Anyway, this server, among other services, provides DNS for the network, using bind. I tried booting it up, and bind is dead.... it says "named: capset failed: Invalid argument: please ensure that the capset kernel mosule is loaded. see insmod( :Cool: ". Well, I don't have a capset of capabilities kernel module. 

CONFIG_SECURITY_CAPABILITIES is built into the kernel, CONFIG_SECURITY_FILE_CAPABILITIES is not enabled.

I tried emerging libcap, no luck.

How do I fix this?

poly-p man

----------

## SeaTiger

What is your bind USE flag, version? Also what kernel version?

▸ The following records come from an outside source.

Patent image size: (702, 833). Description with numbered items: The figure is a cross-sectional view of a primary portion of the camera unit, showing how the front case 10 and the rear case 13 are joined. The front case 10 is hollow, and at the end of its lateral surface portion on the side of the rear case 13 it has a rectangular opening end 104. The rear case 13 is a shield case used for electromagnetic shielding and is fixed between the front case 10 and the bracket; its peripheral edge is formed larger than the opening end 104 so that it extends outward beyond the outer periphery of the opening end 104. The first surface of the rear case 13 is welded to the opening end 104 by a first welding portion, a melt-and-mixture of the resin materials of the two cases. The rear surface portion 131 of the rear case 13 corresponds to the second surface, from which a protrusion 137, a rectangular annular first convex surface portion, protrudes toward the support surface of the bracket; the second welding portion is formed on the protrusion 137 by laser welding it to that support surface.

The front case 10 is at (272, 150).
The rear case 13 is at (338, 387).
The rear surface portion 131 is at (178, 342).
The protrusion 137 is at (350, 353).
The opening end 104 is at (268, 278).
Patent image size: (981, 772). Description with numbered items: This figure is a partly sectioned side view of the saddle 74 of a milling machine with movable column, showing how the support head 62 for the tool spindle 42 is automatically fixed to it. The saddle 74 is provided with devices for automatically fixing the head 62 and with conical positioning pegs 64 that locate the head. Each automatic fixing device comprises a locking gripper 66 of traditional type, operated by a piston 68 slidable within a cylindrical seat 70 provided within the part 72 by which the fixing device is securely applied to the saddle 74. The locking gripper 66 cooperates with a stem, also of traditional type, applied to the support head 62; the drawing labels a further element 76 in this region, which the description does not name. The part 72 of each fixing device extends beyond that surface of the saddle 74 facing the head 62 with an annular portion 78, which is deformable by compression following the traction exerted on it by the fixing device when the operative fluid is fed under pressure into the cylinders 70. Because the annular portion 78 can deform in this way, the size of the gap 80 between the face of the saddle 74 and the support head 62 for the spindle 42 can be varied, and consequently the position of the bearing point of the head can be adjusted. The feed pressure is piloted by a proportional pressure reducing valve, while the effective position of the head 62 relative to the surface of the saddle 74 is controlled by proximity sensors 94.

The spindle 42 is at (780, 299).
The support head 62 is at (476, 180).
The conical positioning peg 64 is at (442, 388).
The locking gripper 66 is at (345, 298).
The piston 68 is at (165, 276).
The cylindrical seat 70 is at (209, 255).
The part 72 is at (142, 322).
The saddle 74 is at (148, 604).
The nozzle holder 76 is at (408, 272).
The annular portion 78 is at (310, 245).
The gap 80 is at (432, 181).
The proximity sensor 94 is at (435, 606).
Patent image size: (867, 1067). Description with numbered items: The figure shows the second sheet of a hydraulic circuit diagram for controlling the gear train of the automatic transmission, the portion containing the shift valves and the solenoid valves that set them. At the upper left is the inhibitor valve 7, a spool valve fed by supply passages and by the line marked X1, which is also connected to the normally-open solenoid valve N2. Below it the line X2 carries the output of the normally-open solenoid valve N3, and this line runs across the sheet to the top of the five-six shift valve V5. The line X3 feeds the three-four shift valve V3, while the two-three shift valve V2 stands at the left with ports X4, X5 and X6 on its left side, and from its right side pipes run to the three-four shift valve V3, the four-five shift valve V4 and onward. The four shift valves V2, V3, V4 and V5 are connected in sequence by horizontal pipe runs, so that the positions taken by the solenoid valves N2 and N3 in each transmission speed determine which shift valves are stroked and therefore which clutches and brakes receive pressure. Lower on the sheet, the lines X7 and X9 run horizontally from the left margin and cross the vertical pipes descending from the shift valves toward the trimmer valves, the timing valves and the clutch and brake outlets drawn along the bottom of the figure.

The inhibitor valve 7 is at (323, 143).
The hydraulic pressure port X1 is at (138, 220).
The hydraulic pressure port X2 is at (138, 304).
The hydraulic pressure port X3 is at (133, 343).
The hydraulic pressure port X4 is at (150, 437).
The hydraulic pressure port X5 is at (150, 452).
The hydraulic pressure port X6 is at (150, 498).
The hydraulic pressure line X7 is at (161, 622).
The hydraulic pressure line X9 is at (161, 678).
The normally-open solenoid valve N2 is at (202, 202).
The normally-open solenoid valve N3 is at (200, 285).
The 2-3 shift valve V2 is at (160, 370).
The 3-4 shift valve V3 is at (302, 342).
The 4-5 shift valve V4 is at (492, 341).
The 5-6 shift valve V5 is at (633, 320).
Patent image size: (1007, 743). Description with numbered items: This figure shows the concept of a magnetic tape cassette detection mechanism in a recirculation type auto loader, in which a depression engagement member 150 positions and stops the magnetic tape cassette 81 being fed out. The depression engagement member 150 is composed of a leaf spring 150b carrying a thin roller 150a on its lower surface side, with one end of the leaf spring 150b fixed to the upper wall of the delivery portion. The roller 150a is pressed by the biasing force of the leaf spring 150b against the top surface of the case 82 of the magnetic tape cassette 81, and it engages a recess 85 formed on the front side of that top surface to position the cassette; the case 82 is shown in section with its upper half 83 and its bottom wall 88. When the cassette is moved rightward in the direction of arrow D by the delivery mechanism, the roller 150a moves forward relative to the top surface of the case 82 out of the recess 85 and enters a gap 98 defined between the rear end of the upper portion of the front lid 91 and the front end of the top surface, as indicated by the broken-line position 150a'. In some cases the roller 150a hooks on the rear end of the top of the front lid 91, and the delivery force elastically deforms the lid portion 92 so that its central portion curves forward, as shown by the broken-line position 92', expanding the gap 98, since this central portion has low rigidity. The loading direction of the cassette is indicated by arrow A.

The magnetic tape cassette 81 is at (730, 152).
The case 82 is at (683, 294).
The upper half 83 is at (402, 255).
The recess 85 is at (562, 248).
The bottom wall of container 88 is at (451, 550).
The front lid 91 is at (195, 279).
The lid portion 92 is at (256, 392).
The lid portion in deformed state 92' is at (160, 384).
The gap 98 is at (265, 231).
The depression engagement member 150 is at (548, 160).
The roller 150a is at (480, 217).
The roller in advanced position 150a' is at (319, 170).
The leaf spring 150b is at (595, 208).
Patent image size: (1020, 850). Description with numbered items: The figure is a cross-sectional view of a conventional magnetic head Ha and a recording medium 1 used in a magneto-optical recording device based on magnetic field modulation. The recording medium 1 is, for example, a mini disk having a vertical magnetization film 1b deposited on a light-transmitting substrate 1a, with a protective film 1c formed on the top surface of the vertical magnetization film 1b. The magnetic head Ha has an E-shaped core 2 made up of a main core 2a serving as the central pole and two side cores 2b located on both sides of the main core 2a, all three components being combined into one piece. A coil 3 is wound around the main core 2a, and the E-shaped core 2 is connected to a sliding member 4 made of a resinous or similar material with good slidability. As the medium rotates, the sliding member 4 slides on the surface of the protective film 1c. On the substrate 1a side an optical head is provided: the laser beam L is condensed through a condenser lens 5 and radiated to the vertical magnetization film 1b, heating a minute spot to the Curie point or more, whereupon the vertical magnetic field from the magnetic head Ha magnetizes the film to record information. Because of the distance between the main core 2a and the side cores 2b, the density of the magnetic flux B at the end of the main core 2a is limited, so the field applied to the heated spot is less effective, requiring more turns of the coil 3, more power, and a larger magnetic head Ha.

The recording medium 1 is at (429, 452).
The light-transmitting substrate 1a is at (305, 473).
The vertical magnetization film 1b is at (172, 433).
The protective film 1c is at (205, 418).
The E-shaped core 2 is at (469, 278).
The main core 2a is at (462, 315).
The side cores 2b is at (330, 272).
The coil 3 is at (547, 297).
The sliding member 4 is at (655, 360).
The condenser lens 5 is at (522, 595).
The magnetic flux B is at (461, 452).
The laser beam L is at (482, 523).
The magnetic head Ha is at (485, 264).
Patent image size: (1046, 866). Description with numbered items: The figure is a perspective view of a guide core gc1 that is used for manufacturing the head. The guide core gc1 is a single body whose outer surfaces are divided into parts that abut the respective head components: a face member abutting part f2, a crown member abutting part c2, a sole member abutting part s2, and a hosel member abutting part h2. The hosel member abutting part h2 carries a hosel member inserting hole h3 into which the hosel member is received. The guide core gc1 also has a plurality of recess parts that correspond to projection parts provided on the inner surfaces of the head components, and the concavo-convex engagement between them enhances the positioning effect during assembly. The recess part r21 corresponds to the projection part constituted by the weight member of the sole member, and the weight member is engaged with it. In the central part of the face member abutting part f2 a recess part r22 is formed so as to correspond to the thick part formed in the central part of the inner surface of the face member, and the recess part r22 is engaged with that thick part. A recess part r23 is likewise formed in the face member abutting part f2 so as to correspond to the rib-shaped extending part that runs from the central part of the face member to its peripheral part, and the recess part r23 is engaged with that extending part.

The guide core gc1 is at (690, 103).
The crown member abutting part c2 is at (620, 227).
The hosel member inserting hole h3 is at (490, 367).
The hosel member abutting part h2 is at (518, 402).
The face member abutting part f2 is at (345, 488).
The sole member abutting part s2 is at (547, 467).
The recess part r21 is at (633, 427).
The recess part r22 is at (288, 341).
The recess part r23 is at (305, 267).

Try emerge/update bind again. As current kernel >2.6.24(I think it is after .24, but could be earlier), it is no longer possible to compile kernel capability as module. So a bind update may fix the problem.

----------

## poly_poly-man

 *junksiu wrote:*   

> What is your bind USE flag, version? Also what kernel version?
> 
> Try emerge/update bind again. As current kernel >2.6.24(I think it is after .24, but could be earlier), it is no longer possible to compile kernel capability as module. So a bind update may fix the problem.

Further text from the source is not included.